Given that it had a fold associated with lipid transfer, the researchers then wanted to confirm that this protein was involved in lipid transfer. They set up another experiment in which an artificial membrane with the proteins and the lipid it transferred were present, as well as a membrane in which they were not. The membranes that previously had no protein or test lipid were found to have test lipid inside them, supporting the conclusion that these proteins were in fact transfer proteins responsible for the movement of these lipids.

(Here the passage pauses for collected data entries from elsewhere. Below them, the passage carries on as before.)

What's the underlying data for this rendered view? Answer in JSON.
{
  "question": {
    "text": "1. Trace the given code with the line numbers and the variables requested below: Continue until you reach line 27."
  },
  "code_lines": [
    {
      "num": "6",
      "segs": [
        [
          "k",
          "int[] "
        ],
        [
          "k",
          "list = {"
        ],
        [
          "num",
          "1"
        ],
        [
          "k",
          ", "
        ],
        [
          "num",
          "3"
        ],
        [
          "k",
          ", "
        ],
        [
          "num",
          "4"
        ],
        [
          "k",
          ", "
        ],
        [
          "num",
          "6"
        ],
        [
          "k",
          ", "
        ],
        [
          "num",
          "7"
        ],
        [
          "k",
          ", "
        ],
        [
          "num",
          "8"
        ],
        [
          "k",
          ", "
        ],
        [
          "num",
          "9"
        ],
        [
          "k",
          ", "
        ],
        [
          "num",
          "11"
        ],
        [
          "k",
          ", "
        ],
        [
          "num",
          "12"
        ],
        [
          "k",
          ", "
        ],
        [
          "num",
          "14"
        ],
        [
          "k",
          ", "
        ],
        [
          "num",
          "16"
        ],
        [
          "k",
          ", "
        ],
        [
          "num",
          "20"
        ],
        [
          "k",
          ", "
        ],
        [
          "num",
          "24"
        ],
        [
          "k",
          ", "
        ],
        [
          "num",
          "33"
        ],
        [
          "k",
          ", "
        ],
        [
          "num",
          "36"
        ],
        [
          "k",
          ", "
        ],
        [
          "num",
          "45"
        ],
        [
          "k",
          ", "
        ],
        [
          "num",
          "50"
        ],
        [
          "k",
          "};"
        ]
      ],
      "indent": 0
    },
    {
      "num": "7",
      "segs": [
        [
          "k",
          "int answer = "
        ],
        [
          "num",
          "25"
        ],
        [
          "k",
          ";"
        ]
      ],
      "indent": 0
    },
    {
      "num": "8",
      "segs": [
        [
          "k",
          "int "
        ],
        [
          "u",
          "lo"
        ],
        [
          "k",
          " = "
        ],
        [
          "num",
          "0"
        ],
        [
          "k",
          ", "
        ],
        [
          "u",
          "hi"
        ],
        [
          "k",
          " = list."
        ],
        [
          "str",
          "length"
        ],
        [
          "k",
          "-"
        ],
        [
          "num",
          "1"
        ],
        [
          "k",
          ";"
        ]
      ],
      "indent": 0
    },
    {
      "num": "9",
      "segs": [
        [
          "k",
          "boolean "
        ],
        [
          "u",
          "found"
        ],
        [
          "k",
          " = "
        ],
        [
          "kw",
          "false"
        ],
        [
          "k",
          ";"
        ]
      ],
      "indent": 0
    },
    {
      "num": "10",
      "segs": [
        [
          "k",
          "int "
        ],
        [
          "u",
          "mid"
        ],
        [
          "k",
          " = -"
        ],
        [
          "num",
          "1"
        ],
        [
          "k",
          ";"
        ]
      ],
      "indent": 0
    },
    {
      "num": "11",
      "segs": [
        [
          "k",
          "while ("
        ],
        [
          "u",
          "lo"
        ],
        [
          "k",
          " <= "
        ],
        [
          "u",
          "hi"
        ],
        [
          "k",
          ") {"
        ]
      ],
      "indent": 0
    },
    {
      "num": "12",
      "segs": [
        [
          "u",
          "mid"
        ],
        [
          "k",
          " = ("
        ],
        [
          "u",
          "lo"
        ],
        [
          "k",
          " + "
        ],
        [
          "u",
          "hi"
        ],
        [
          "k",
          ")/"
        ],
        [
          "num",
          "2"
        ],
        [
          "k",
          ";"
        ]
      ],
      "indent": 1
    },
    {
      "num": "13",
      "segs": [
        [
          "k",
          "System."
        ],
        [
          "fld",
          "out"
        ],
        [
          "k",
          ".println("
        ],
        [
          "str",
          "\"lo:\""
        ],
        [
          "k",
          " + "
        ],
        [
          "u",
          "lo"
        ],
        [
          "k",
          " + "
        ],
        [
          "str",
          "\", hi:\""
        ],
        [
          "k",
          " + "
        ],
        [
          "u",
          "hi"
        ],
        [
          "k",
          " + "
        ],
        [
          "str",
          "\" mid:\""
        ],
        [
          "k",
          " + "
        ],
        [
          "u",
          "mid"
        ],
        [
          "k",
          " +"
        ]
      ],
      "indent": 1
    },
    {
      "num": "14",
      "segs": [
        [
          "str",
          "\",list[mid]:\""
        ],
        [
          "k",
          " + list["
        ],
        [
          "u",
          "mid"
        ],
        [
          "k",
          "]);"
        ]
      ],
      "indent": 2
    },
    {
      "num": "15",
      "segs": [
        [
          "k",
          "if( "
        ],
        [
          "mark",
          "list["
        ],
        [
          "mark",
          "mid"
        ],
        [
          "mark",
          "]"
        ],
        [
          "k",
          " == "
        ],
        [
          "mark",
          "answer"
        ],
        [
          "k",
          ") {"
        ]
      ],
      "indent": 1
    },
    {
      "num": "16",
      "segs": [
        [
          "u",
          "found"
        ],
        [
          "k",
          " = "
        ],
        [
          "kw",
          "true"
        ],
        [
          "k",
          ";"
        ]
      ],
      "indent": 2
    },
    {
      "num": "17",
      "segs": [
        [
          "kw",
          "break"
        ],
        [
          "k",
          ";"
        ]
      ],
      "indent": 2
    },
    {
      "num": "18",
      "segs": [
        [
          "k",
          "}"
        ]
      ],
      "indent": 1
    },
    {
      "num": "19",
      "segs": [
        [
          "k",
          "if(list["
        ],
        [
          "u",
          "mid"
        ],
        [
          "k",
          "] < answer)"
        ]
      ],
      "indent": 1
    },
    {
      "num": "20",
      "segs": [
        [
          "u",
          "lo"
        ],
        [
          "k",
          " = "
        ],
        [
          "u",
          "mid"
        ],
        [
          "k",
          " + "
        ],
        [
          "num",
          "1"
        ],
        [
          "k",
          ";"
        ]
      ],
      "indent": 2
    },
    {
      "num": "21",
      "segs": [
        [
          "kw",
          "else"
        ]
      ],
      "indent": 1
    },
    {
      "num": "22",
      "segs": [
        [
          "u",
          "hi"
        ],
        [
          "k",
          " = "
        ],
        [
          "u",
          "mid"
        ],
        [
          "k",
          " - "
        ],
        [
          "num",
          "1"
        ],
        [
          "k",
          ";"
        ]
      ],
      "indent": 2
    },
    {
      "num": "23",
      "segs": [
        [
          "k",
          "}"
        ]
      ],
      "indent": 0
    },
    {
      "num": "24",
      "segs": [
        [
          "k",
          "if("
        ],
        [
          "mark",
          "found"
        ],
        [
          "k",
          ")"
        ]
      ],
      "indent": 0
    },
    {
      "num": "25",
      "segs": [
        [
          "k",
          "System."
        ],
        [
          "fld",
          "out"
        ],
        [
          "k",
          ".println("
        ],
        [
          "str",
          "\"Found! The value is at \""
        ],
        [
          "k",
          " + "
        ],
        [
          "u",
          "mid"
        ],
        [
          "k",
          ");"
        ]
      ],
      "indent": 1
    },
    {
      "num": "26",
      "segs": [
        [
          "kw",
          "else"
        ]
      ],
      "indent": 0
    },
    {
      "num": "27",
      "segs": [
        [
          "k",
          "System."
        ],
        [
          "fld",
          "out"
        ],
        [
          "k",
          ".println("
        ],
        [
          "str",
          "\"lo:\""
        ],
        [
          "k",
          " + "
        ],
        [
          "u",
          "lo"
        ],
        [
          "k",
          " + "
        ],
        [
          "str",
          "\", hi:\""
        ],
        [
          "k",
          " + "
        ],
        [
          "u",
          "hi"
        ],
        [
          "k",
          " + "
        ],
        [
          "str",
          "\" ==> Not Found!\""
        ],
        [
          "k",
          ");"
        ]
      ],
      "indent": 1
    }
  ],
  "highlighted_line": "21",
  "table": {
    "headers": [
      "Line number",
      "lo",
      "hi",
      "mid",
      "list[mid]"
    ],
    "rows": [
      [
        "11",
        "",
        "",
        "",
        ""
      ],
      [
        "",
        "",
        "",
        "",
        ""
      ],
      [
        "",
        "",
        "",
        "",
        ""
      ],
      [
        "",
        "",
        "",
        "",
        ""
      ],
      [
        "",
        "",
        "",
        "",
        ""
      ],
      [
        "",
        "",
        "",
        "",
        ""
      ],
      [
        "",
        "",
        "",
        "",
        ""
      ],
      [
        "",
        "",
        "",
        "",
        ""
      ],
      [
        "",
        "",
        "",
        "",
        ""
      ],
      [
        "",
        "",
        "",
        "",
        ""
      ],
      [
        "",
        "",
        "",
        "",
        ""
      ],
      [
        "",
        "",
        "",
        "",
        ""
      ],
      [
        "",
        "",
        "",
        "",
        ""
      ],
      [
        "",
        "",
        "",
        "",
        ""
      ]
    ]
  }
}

The 2013 study found that when TMEM24 expression was reduced, insulin secretion was similarly diminished. However, the Yale team wondered whether the lipid-transfer function of the protein was critical in the insulin secretion process. The researchers tested this by using a gene-editing technique to express TMEM24 without the lipid transfer fold. After the proteins were expressed without the lipid transfer fold, insulin secretion was still found to be diminished, even though the rest of the protein was expressed.

When asked about any potential implications of their research, both Lees and lead author Mirko Messa, another medical school postdoctoral fellow, were hesitant to say that any direct applications could yet be made.

Messa said that while it is known that TMEM24 is related to insulin secretion, the team has no data on diabetes, adding that to talk about its applications would be speculative.

When Yale endocrinology and cell biology professor Jonathan Bogan was asked about the research’s implications for diabetes, he similarly underscored the lack of a connection.

“It is unclear if there are wider implications; they only just discovered the pathways, so people haven’t started looking for particular ways this might be involved in diabetes,” he said. “Who knows what could come of it, there certainly could be some therapeutic value to this.”

The Yale team is currently hoping to continue studying this protein in live models, according to Messa. In these models, the TMEM24 gene is turned off, allowing the researchers to further investigate the role played by this protein. Additionally, TMEM24 was found in high concentrations in the brain, where it could have a different role entirely.

Bogan also commented on the quality of the research conducted by the Yale team.

“There was a lot of work that was represented in that paper,” he said. “There’s nothing that ought to have been in that paper that wasn’t in it.”

More than 29 million Americans live with diabetes, according to the American Diabetes Association.